以前の Windows プログラミング技術 (未加工の Win32 プログラミング、Windows フォーム、Windows Presentation Framework (WPF) など) を使用したデスクトップ アプリケーション は、開発者の追加作業なしに DPI スケーリングを自動的に処理することができません。 このような作業を行わないと、多くの一般的な使用シナリオでアプリケーションがぼやけたり、サイズが間違って表示されたりします。 このドキュメントでは、デスクトップ アプリケーションを正しくレンダリングするためのアップデートについて、そのコンテキストと情報を提供します。
ディスプレイ スケール ファクター & DPI
ディスプレイ技術の進歩に伴い、ディスプレイ パネル メーカーは、パネル上の物理的スペースの各ユニットに詰め込む画素数を増やしてきました。 その結果、現代のディスプレイ パネルの 1 インチあたりのドット数 (DPI) は、これまでよりもはるかに高くなっています。 以前は、ほとんどのディスプレイには、物理的スペースの線形インチあたり 96 ピクセル (96 DPI) でしたが、2017年には、300 DPI 以上のディスプレイが容易に入手できます。

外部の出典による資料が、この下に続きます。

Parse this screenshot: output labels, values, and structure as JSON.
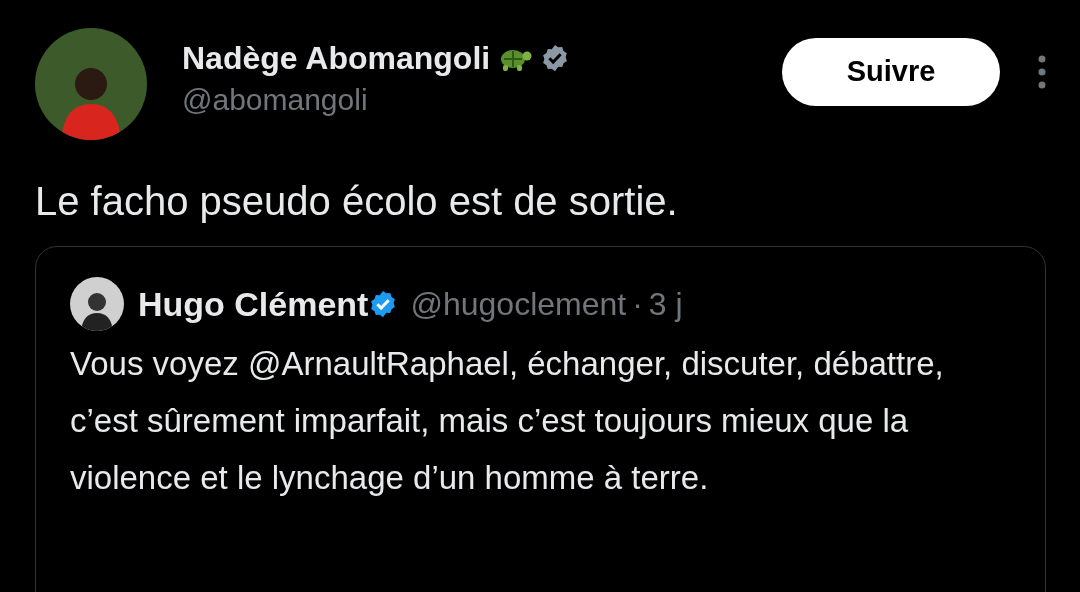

ほとんどのレガシ デスクトップ UI フレームワークには、プロセスのライフタイムにディスプレイ DPI が変更されないことを前提として組み込まれています。 この前提はもはや当てはまらず、ディスプレイ DPI はアプリケーション プロセスのライフタイムを通じて数回変更されるのが一般的です。 ディスプレイのスケール ファクター/DPI が変更されるな一般的なシナリオには、次のようなものがあります。
- 各ディスプレイに異なるスケール ファクターがあり、アプリケーションを 1 つのディスプレイから別のディスプレイ (4K や 1080p ディスプレイなど) に移動される複数モニターのセットアップ
- 高 DPI ノート PC と低 DPI 外部ディスプレイのドッキングとドッキング解除 (またはその逆)
- 高 DPI ノート PC/タブレットから低 DPI デバイス (またはその逆) へのリモート デスクトップ接続
- アプリケーションの実行中にディスプレイスケールファクターの設定を変更する
これらのシナリオでは、UWP アプリケーションは自動的に新しい DPI に対して再描画されます。 デフォルトでは、開発者が追加作業をしなければ、デスクトップ アプリケーションは再描画されません。 DPI の変更に対応するためにこの追加の作業を行わないデスクトップ アプリケーションは、ユーザーにはぼやけたり、サイズが間違って表示されたりすることがあります。
DPI 認識モード
デスクトップ アプリケーションは、DPI スケーリングをサポートしているかどうかを Windows に通知する必要があります。 既定では、システムはデスクトップ アプリケーションの DPI 非対応とみなし、ウィンドウをビットマップストレッチします。 次のいずれかの使用可能な DPI 対応モードを設定することで、アプリケーションは DPI スケーリングの処理方法を Windows に明示的に通知できます。
DPI 未対応
DPI 非対応のアプリケーションは、固定 DPI 値 96 (100%) でレンダリングされます。 これらのアプリケーションをディスプレイ スケールが 96 DPI を超える画面で実行すると、Windows はアプリケーションのビットマップを予想される物理サイズに拡大します。 これにより、アプリケーションがぼやけて表示されます。
システム DPI 対応
システム DPI 対応のデスクトップ アプリケーションは、通常、ユーザーがサインインした時点のプライマリ接続モニターの DPI を受け取ります。 初期化時に、そのシステム DPI 値を使用して、UI を適切にレイアウトします (コントロールのサイズ設定、フォント サイズの選択、アセットの読み込みなど)。 そのため、システム DPI 対応のアプリケーションは、その 1 つの DPI でレンダリングされるディスプレイ上では、Windows によって DPI スケーリング (ビットマップ ストレッチ) されません。 アプリケーションが別のスケール ファクターを持つディスプレイに移動された場合、またはスケール ファクターが変更された場合、Windows はアプリケーションのウィンドウをビットマップスケールし、ぼやけて表示します。 そのため、システム DPI 対応のデスクトップ アプリケーションは、1 つのディスプレイ スケール ファクターでのみ鮮明にレンダリングされ、DPI が変更されるたびにぼやけてしまいます。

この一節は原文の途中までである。